Part6 Neural Networks Ⅱ
Data Preprocessing
Mean Subtraction (Zero-Centering):
For $N$ input image, compute the mean image and subtract it from each input image.
Normalization:
For each pixel, compute the standard deviation over the training set and divide each pixel by its standard deviation.
PCA & Whitening
Note
Common Pitfall:
Any preprocessing statistics must only be computed on the training data. When it comes to the validation or test data, simply apply them.
Weight Initialization
It is recommended to use a zero mean, unit standard gaussian.
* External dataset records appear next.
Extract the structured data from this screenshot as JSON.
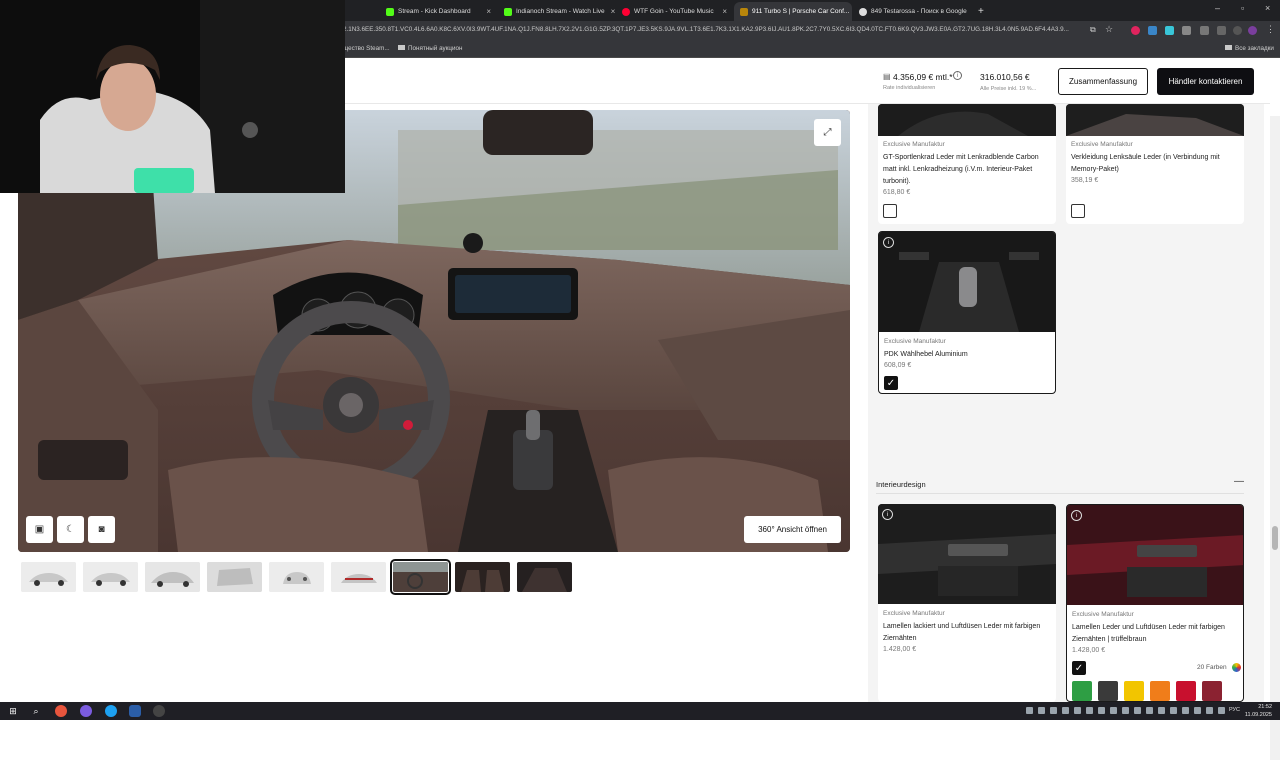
{
  "browser": {
    "tabs": [
      {
        "label": "Stream - Kick Dashboard",
        "color": "#53fc18"
      },
      {
        "label": "Indianoch Stream - Watch Live",
        "color": "#53fc18"
      },
      {
        "label": "WTF Goin - YouTube Music",
        "color": "#ff0033"
      },
      {
        "label": "911 Turbo S | Porsche Car Conf...",
        "color": "#b8860b"
      },
      {
        "label": "849 Testarossa - Поиск в Google",
        "color": "#cccccc"
      }
    ],
    "new_tab": "+",
    "url": "2.1N3.6EE.350.8T1.VC0.4L6.6A0.K8C.6XV.0I3.9WT.4UF.1NA.Q1J.FN8.8LH.7X2.2V1.G1G.5ZP.3QT.1P7.JE3.5KS.9JA.9VL.1T3.6E1.7K3.1X1.KA2.9P3.6IJ.AU1.8PK.2C7.7Y0.5XC.6I3.QD4.0TC.FT0.6K9.QV3.JW3.E0A.GT2.7UG.18H.3L4.0N5.9AD.6F4.4A3.9...",
    "bookmarks": [
      "щество Steam...",
      "Понятный аукцион"
    ],
    "all_bookmarks": "Все закладки"
  },
  "header": {
    "rate_price": "4.356,09 € mtl.*",
    "rate_label": "Rate individualisieren",
    "total_price": "316.010,56 €",
    "total_label": "Alle Preise inkl. 19 %...",
    "summary_button": "Zusammenfassung",
    "contact_button": "Händler kontaktieren"
  },
  "viewer": {
    "open_360": "360° Ansicht öffnen",
    "thumbnail_count": 9,
    "selected_thumbnail": 7
  },
  "options": [
    {
      "tag": "Exclusive Manufaktur",
      "title": "GT-Sportlenkrad Leder mit Lenkradblende Carbon matt inkl. Lenkradheizung (i.V.m. Interieur-Paket turbonit).",
      "price": "618,80 €",
      "checked": false
    },
    {
      "tag": "Exclusive Manufaktur",
      "title": "Verkleidung Lenksäule Leder (in Verbindung mit Memory-Paket)",
      "price": "358,19 €",
      "checked": false
    },
    {
      "tag": "Exclusive Manufaktur",
      "title": "PDK Wählhebel Aluminium",
      "price": "608,09 €",
      "checked": true
    }
  ],
  "interior_section": {
    "title": "Interieurdesign",
    "collapse": "—",
    "cards": [
      {
        "tag": "Exclusive Manufaktur",
        "title": "Lamellen lackiert und Luftdüsen Leder mit farbigen Ziernähten",
        "price": "1.428,00 €"
      },
      {
        "tag": "Exclusive Manufaktur",
        "title": "Lamellen Leder und Luftdüsen Leder mit farbigen Ziernähten | trüffelbraun",
        "price": "1.428,00 €",
        "checked": true,
        "colors_label": "20 Farben"
      }
    ],
    "swatches": [
      "#2e9e44",
      "#3a3a3a",
      "#f2c500",
      "#f07d1a",
      "#c8102e",
      "#8b2231",
      "#19a6d9",
      "#2c4a3e",
      "#1563a8",
      "#4a4f5c",
      "#b3006b",
      "#d0d0d0",
      "#cfcfcf",
      "#5a5a5a",
      "#4b4b4b",
      "#111111",
      "#f4f4f4",
      "#bdbab2"
    ]
  },
  "taskbar": {
    "time": "21:52",
    "date": "11.09.2025",
    "lang": "РУС"
  }
}
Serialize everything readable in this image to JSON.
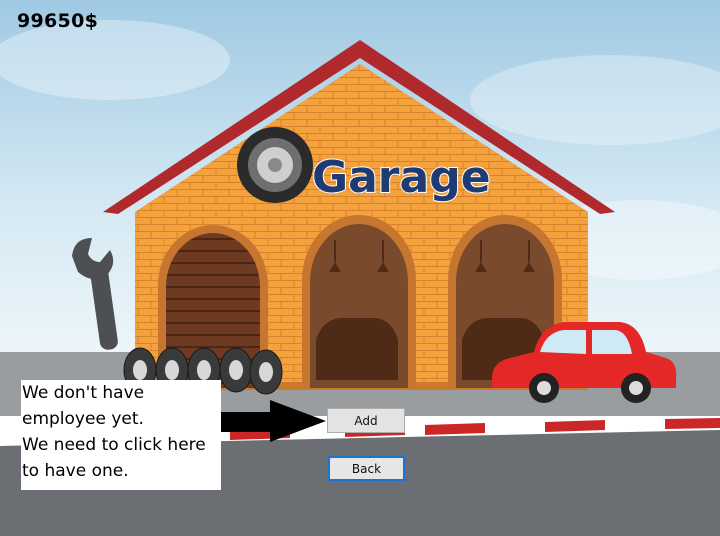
{
  "hud": {
    "money": "99650$"
  },
  "sign": {
    "text": "Garage"
  },
  "hint": {
    "lines": [
      "We don't have",
      "employee yet.",
      "We need to click here",
      "to have one."
    ]
  },
  "buttons": {
    "add_label": "Add",
    "back_label": "Back"
  },
  "colors": {
    "sky_top": "#a9cfe6",
    "sky_bottom": "#e8f3f9",
    "roof": "#b0292c",
    "brick": "#f4a23d",
    "door": "#7a4a2c",
    "road": "#6b6e72",
    "curb_red": "#cc2727",
    "car_red": "#e42828",
    "sign_text": "#1e3b73",
    "button_focus": "#1b73d6"
  }
}
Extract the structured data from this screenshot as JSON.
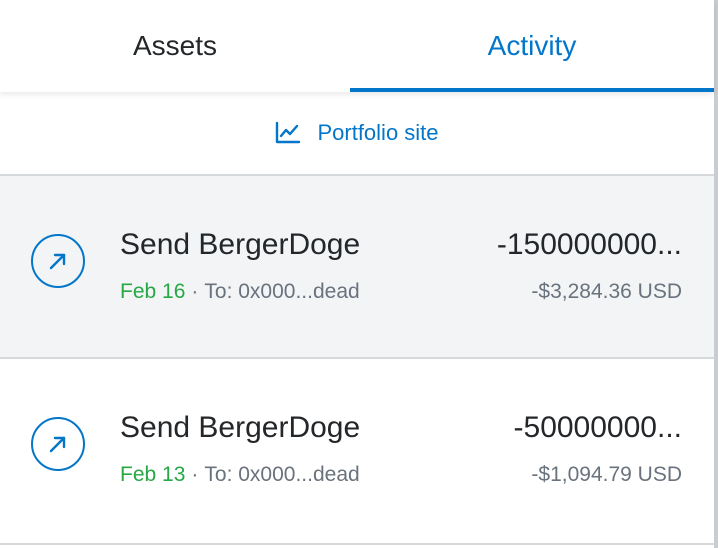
{
  "tabs": [
    {
      "label": "Assets",
      "active": false
    },
    {
      "label": "Activity",
      "active": true
    }
  ],
  "portfolio_link": {
    "label": "Portfolio site",
    "icon": "chart-line-icon"
  },
  "colors": {
    "accent": "#0376c9",
    "success": "#28a745",
    "text": "#24272a",
    "muted": "#6a737d"
  },
  "transactions": [
    {
      "title": "Send BergerDoge",
      "date": "Feb 16",
      "separator": "·",
      "to": "To: 0x000...dead",
      "amount": "-150000000...",
      "fiat": "-$3,284.36 USD",
      "icon": "send-arrow-icon"
    },
    {
      "title": "Send BergerDoge",
      "date": "Feb 13",
      "separator": "·",
      "to": "To: 0x000...dead",
      "amount": "-50000000...",
      "fiat": "-$1,094.79 USD",
      "icon": "send-arrow-icon"
    }
  ]
}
Then, calibrate the variances with $\frac{1}{\sqrt{D}}$, where $D$ is the input dimensions.
Batch Normalization:
Between each fully-connected layer and activation function, force the data to take on a unit gaussian distribution.
Regularization
L2 Regularization
$$\frac{1}{2}w^2$$
L1 Regularization
$$\lambda|w|$$
Dropout:
For each batch of training (a forward pass and a backward pass), randomly drop units (along with their connections) from the neural network. This prevents overfitting by ensuring that the model does not rely on any specific feature.
When it comes to validation or testing, do not drop any units but use the full network. However, do scale the outputs by $p$ (the probability of keeping a neuron active).